SAP Business Technology Platform, SAP Datasphere

SAP Datasphere Replication Flow from S/4HANA to Amazon S3

Introduction

SAP Datasphere has introduced a new feature, ‘Replication Flows‘. This new capability (now available with Amazon S3) allows for the process of copying multiple tables from one source to another, offering a fast and seamless experience in data management.

In this blog, we’ll provide a step-by-step tutorial on replicating data from SAP S/4HANA to Amazon S3, showcasing the practical application and efficiency of this new feature in real-world scenarios.

The steps outlined below are the same for SAP S/4HANA On-Premise and SAP S/4HANA Cloud.

Now, let’s dive in. We’ll walk you through each step necessary to effectively utilize ‘Replication Flows’ for transferring data from SAP S/4HANA to Amazon S3.

Steps

1. To start, you will need to create a connection in your SAP Datasphere instance to Amazon

2. Please ensure you have a Dataset in your Amazon S3 that you would like to replicate the tables into.

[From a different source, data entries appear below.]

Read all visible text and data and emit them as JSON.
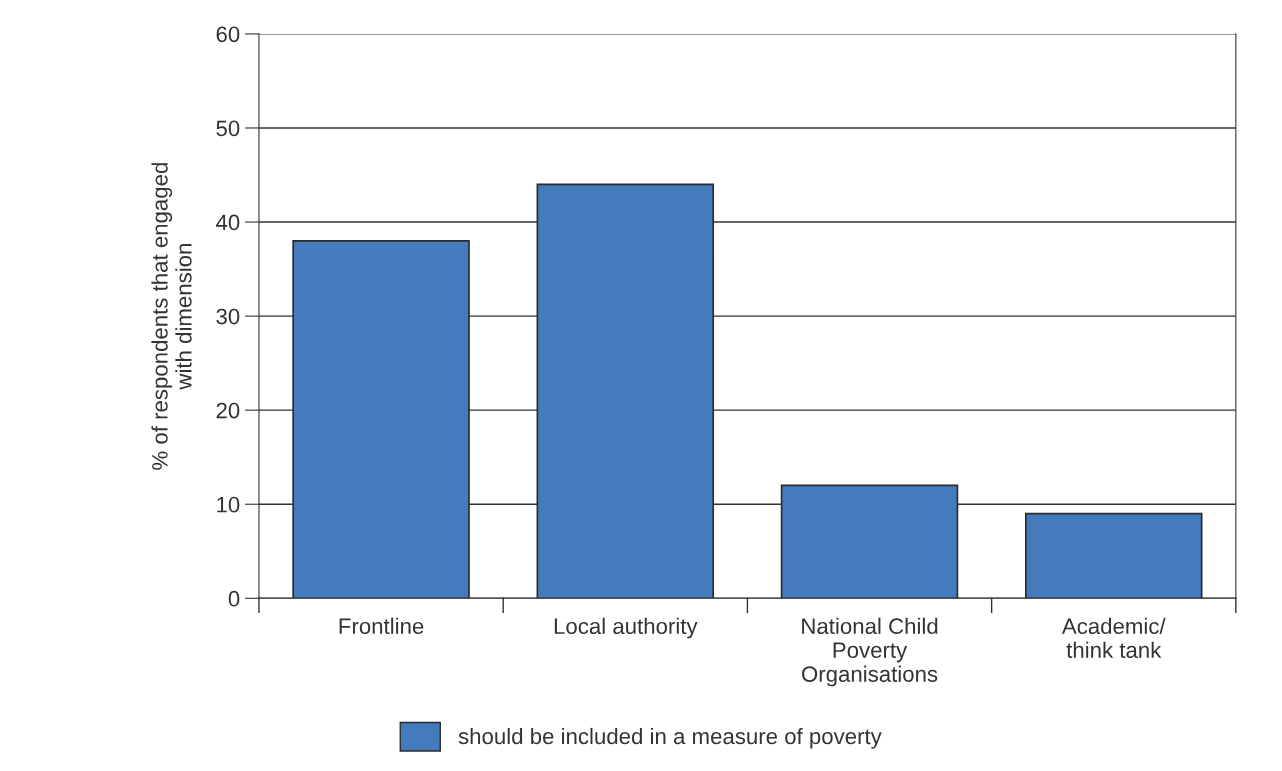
{
  "chart_data": {
    "type": "bar",
    "ylabel": "% of respondents that engaged\nwith dimension",
    "categories": [
      "Frontline",
      "Local authority",
      "National Child\nPoverty\nOrganisations",
      "Academic/\nthink tank"
    ],
    "series": [
      {
        "name": "should be included in a measure of poverty",
        "color": "#447bbd",
        "values": [
          38,
          44,
          12,
          9
        ]
      }
    ],
    "ylim": [
      0,
      60
    ],
    "yticks": [
      0,
      10,
      20,
      30,
      40,
      50,
      60
    ],
    "grid": "y",
    "legend": "bottom"
  }
}
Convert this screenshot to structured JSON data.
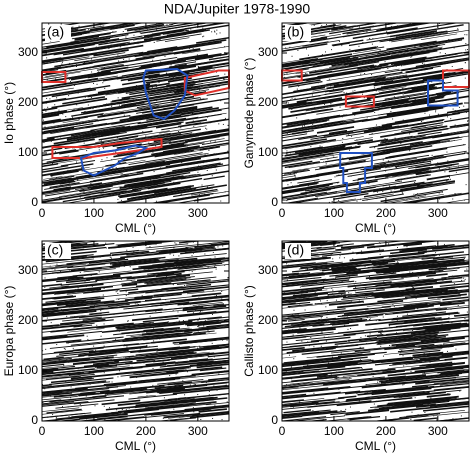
{
  "title": "NDA/Jupiter 1978-1990",
  "chart_data": [
    {
      "type": "phase-map",
      "panel_label": "(a)",
      "xlabel": "CML (°)",
      "ylabel": "Io phase (°)",
      "xlim": [
        0,
        360
      ],
      "ylim": [
        0,
        360
      ],
      "xticks": [
        0,
        100,
        200,
        300
      ],
      "yticks": [
        0,
        100,
        200,
        300
      ],
      "regions": [
        {
          "color": "#e0302a",
          "points": [
            [
              0,
              242
            ],
            [
              45,
              242
            ],
            [
              45,
              262
            ],
            [
              0,
              262
            ]
          ]
        },
        {
          "color": "#e0302a",
          "points": [
            [
              275,
              225
            ],
            [
              295,
              215
            ],
            [
              360,
              230
            ],
            [
              360,
              265
            ],
            [
              340,
              265
            ],
            [
              275,
              250
            ]
          ]
        },
        {
          "color": "#2050c0",
          "points": [
            [
              200,
              265
            ],
            [
              260,
              268
            ],
            [
              280,
              255
            ],
            [
              275,
              215
            ],
            [
              255,
              185
            ],
            [
              235,
              168
            ],
            [
              215,
              175
            ],
            [
              200,
              220
            ],
            [
              195,
              250
            ]
          ]
        },
        {
          "color": "#e0302a",
          "points": [
            [
              20,
              90
            ],
            [
              20,
              112
            ],
            [
              100,
              112
            ],
            [
              150,
              120
            ],
            [
              230,
              128
            ],
            [
              230,
              112
            ],
            [
              150,
              100
            ],
            [
              80,
              90
            ]
          ]
        },
        {
          "color": "#2050c0",
          "points": [
            [
              75,
              90
            ],
            [
              80,
              65
            ],
            [
              100,
              55
            ],
            [
              120,
              65
            ],
            [
              140,
              75
            ],
            [
              160,
              90
            ],
            [
              185,
              100
            ],
            [
              200,
              110
            ],
            [
              180,
              115
            ],
            [
              140,
              105
            ],
            [
              100,
              100
            ]
          ]
        }
      ]
    },
    {
      "type": "phase-map",
      "panel_label": "(b)",
      "xlabel": "CML (°)",
      "ylabel": "Ganymede phase (°)",
      "xlim": [
        0,
        360
      ],
      "ylim": [
        0,
        360
      ],
      "xticks": [
        0,
        100,
        200,
        300
      ],
      "yticks": [
        0,
        100,
        200,
        300
      ],
      "regions": [
        {
          "color": "#e0302a",
          "points": [
            [
              0,
              245
            ],
            [
              38,
              245
            ],
            [
              38,
              265
            ],
            [
              0,
              265
            ]
          ]
        },
        {
          "color": "#e0302a",
          "points": [
            [
              123,
              193
            ],
            [
              177,
              193
            ],
            [
              177,
              213
            ],
            [
              123,
              213
            ]
          ]
        },
        {
          "color": "#e0302a",
          "points": [
            [
              310,
              232
            ],
            [
              360,
              232
            ],
            [
              360,
              265
            ],
            [
              310,
              265
            ]
          ]
        },
        {
          "color": "#2050c0",
          "points": [
            [
              281,
              195
            ],
            [
              338,
              195
            ],
            [
              338,
              225
            ],
            [
              310,
              225
            ],
            [
              310,
              245
            ],
            [
              281,
              245
            ]
          ]
        },
        {
          "color": "#2050c0",
          "points": [
            [
              112,
              100
            ],
            [
              173,
              100
            ],
            [
              173,
              70
            ],
            [
              160,
              70
            ],
            [
              160,
              40
            ],
            [
              150,
              40
            ],
            [
              150,
              22
            ],
            [
              125,
              22
            ],
            [
              125,
              40
            ],
            [
              118,
              40
            ],
            [
              118,
              70
            ],
            [
              112,
              70
            ]
          ]
        }
      ]
    },
    {
      "type": "phase-map",
      "panel_label": "(c)",
      "xlabel": "CML (°)",
      "ylabel": "Europa phase (°)",
      "xlim": [
        0,
        360
      ],
      "ylim": [
        0,
        360
      ],
      "xticks": [
        0,
        100,
        200,
        300
      ],
      "yticks": [
        0,
        100,
        200,
        300
      ],
      "regions": []
    },
    {
      "type": "phase-map",
      "panel_label": "(d)",
      "xlabel": "CML (°)",
      "ylabel": "Callisto phase (°)",
      "xlim": [
        0,
        360
      ],
      "ylim": [
        0,
        360
      ],
      "xticks": [
        0,
        100,
        200,
        300
      ],
      "yticks": [
        0,
        100,
        200,
        300
      ],
      "regions": []
    }
  ]
}
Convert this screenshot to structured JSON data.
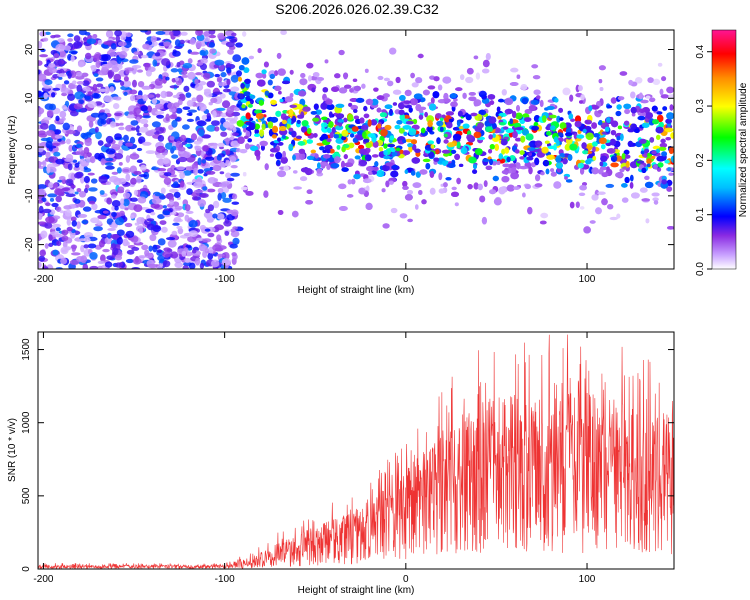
{
  "title": "S206.2026.026.02.39.C32",
  "chart_data": [
    {
      "type": "heatmap",
      "xlabel": "Height of straight line (km)",
      "ylabel": "Frequency (Hz)",
      "xlim": [
        -203,
        148
      ],
      "ylim": [
        -25,
        24
      ],
      "xticks": [
        -200,
        -100,
        0,
        100
      ],
      "yticks": [
        -20,
        -10,
        0,
        10,
        20
      ],
      "colorbar": {
        "label": "Normalized spectral amplitude",
        "range": [
          0.0,
          0.44
        ],
        "ticks": [
          0.0,
          0.1,
          0.2,
          0.3,
          0.4
        ],
        "colors": [
          "#ffffff",
          "#8a2be2",
          "#0000ff",
          "#00ffff",
          "#00ff00",
          "#ffff00",
          "#ff8c00",
          "#ff0000",
          "#ff1493"
        ]
      },
      "regions": [
        {
          "x_range": [
            -203,
            -92
          ],
          "y_range": [
            -25,
            24
          ],
          "description_amplitude": "scattered low (0.05-0.12)"
        },
        {
          "x_range": [
            -92,
            148
          ],
          "y_range": [
            -8,
            10
          ],
          "description_amplitude": "band centered near 2 Hz, up to 0.42"
        }
      ],
      "band_center_hz": [
        {
          "x": -90,
          "y": 9
        },
        {
          "x": -70,
          "y": 5
        },
        {
          "x": -40,
          "y": 3
        },
        {
          "x": 0,
          "y": 2
        },
        {
          "x": 50,
          "y": 2
        },
        {
          "x": 100,
          "y": 1
        },
        {
          "x": 148,
          "y": 1
        }
      ]
    },
    {
      "type": "line",
      "xlabel": "Height of straight line (km)",
      "ylabel": "SNR (10 * v/v)",
      "xlim": [
        -203,
        148
      ],
      "ylim": [
        0,
        1620
      ],
      "xticks": [
        -200,
        -100,
        0,
        100
      ],
      "yticks": [
        0,
        500,
        1000,
        1500
      ],
      "color": "#ee3333",
      "envelope": [
        {
          "x": -203,
          "mean": 15,
          "max": 40
        },
        {
          "x": -100,
          "mean": 15,
          "max": 40
        },
        {
          "x": -85,
          "mean": 40,
          "max": 120
        },
        {
          "x": -60,
          "mean": 120,
          "max": 350
        },
        {
          "x": -30,
          "mean": 230,
          "max": 520
        },
        {
          "x": 0,
          "mean": 420,
          "max": 900
        },
        {
          "x": 20,
          "mean": 600,
          "max": 1250
        },
        {
          "x": 45,
          "mean": 700,
          "max": 1580
        },
        {
          "x": 100,
          "mean": 700,
          "max": 1620
        },
        {
          "x": 148,
          "mean": 650,
          "max": 1400
        }
      ]
    }
  ]
}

3. Make sure you have a source connection (Cloud or On-Premise). In this case, we will be using S/4HANA On-Premise. You will need to create this connection in the ‘Connections’ tab in SAP Datasphere.

4. Navigate to SAP Datasphere and click on ‘Data Builder’ on the left panel. Find and click the ‘New Replication Flow’ tile.

5. Once you are in ‘New Replication Flow’ Click on ‘Select Source Connection’.

6. Choose the source connection you want. We will be choosing SAP S/4 HANA On-Premise.
7. Next, click on ‘Select Source Container’.

8. Choose CDS Views and then click Select.

9. Click ‘add source objects’ and choose the views you want to replicate. You can choose multiple if needed. Once you finalize the objects, click ‘Add Selection’.

10. Now, we select our target connection. We will be choosing S3 as our target. If you experience any errors during this step, please refer to the note at the end of this blog.

11. Next we choose the target container. Recall the dataset you created in S3 earlier in step 2. This is the container you will choose here.

12. In the middle selector, click ‘settings’ and set your load type. ‘Initial only’ means to load all selected data once. ‘Initial and delta’ means that after the initial load, you want the system to check every 60 minutes for any changes (delta) and copy the changes to the target.

13. Once done, click on the ‘Edit’ projections icon on the top toolbar to set any filters and mapping.

14. You also have the ability to change the write settings to your target through the ‘Settings’ icon next to the target connection name and container.

15. Finally, rename the replication flow to the name of your choosing in the right details panel. Then, ‘Save’, ‘Deploy’, ‘Run’ the replication flow through the top toolbar icons. You can monitor the run in the ‘Data Integration Monitor’ tab on the left panel in SAP Datasphere.

16. When the replication flow is done, you should see the target tables in Amazon (AWS) S3 as such. It should be noted that every table will have 3 columns added from the replication flow to allow for delta capturing. These columns are ‘operation_flag’, ‘recordstamp’, and ‘is_deleted’.

Note: You may have to include Premium Outbound Integration block in your tenant to deploy the replication flow.